Education

Turlock teachers prevail in grievance over mass grade switches at Crowell Elementary

A labor arbitrator has sustained contract grievances filed by the Turlock Teachers Association over six teachers who had their grades switched last year at Crowell Elementary School.

“According to the advisory arbitration decision, the Crowell reassignments were based on the educational needs of the district; however, the arbitrator concluded that the district did not clearly explain those educational needs during the reassignment process,” said Heidi Lawler, Turlock Unified School District assistant superintendent of human resources, in an email.

“It is always the district’s intent to follow the collective bargaining agreement, and the district believes that it is in everyone’s best interest to learn from these types of situations in order to move forward while refining practices and procedures.

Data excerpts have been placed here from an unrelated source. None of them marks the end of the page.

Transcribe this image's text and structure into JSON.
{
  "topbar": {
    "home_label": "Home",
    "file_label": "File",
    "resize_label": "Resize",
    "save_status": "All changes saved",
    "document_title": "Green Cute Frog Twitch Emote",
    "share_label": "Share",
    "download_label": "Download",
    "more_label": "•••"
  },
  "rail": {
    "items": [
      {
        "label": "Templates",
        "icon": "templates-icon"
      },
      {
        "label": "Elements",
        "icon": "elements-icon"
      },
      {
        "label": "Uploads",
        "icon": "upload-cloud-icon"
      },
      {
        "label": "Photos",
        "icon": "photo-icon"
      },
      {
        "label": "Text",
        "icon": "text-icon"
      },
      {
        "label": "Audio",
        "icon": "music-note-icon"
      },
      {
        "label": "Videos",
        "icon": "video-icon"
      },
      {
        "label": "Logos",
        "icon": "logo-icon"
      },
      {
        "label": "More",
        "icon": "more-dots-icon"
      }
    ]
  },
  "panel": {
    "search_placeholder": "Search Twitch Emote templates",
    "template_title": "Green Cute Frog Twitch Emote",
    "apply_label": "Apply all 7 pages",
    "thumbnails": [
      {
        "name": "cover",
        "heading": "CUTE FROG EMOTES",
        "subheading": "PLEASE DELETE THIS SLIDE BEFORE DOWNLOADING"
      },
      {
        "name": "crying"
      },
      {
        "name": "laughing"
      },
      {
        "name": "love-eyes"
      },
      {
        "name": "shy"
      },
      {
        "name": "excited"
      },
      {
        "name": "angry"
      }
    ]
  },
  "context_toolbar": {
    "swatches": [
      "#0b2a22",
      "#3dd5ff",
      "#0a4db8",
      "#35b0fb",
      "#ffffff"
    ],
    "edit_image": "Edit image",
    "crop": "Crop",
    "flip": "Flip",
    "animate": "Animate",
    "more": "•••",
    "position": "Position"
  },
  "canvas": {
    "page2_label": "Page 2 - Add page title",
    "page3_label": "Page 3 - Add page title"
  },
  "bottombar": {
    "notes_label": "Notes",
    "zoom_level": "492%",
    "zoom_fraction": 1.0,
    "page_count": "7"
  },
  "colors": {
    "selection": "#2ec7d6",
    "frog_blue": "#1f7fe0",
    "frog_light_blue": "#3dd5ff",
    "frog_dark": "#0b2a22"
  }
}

“Following receipt of the advisory decision, TUSD administration met with each of the teachers who were included in the decision and offered to return them to their 2013-2014 assignments,” the statement said.

The six were among a dozen teachers, roughly one-third of the teaching staff, reassigned in spring 2014 by then-Principal Linda Alaniz. Alaniz said at the time the changes were routine, and teachers throughout the district were being reassigned.

But Crowell teachers took their protest to the school board in May 2014. Teacher Pattie Langpaap told the board said she spent two years getting fifth-grade lessons ready for Common Core but would be sent to a new grade for 2014-15. “We are out of time, money, energy, effort and, most of all, passion for our careers,” she said.

After the meeting, teachers said they were told the changes were to have a better balance of teachers in each grade level, to facilitate the by-grade preparation for Common Core lessons.

Wednesday’s announcement from the union said arbitrator John F. Wormuth found there were no permissible grounds for the involuntary transfers.

“It was a bad move for students, having teachers arbitrarily flip-flopped from one grade level to another. This rights that wrong,” said Turlock Teachers Association President Julie Shipman.

Shipman said the mass reassignments moved teachers to grade levels they had no experience teaching, and all had already prepared lessons to be ready for Common Core State Standards.

“It was disruptive academically and professionally,” she said.

The TTA statement said the decision means administrators will need to comply with the negotiated agreement and base personnel decisions on sound educational basis. “And that means teacher experience needs to be factored in,” Shipman said.

After eight years at Crowell, Alaniz moved in December to a new post as assistant principal at Turlock Adult School. Margaret Osmer became principal at the campus, which sits at Geer Road and North Avenue.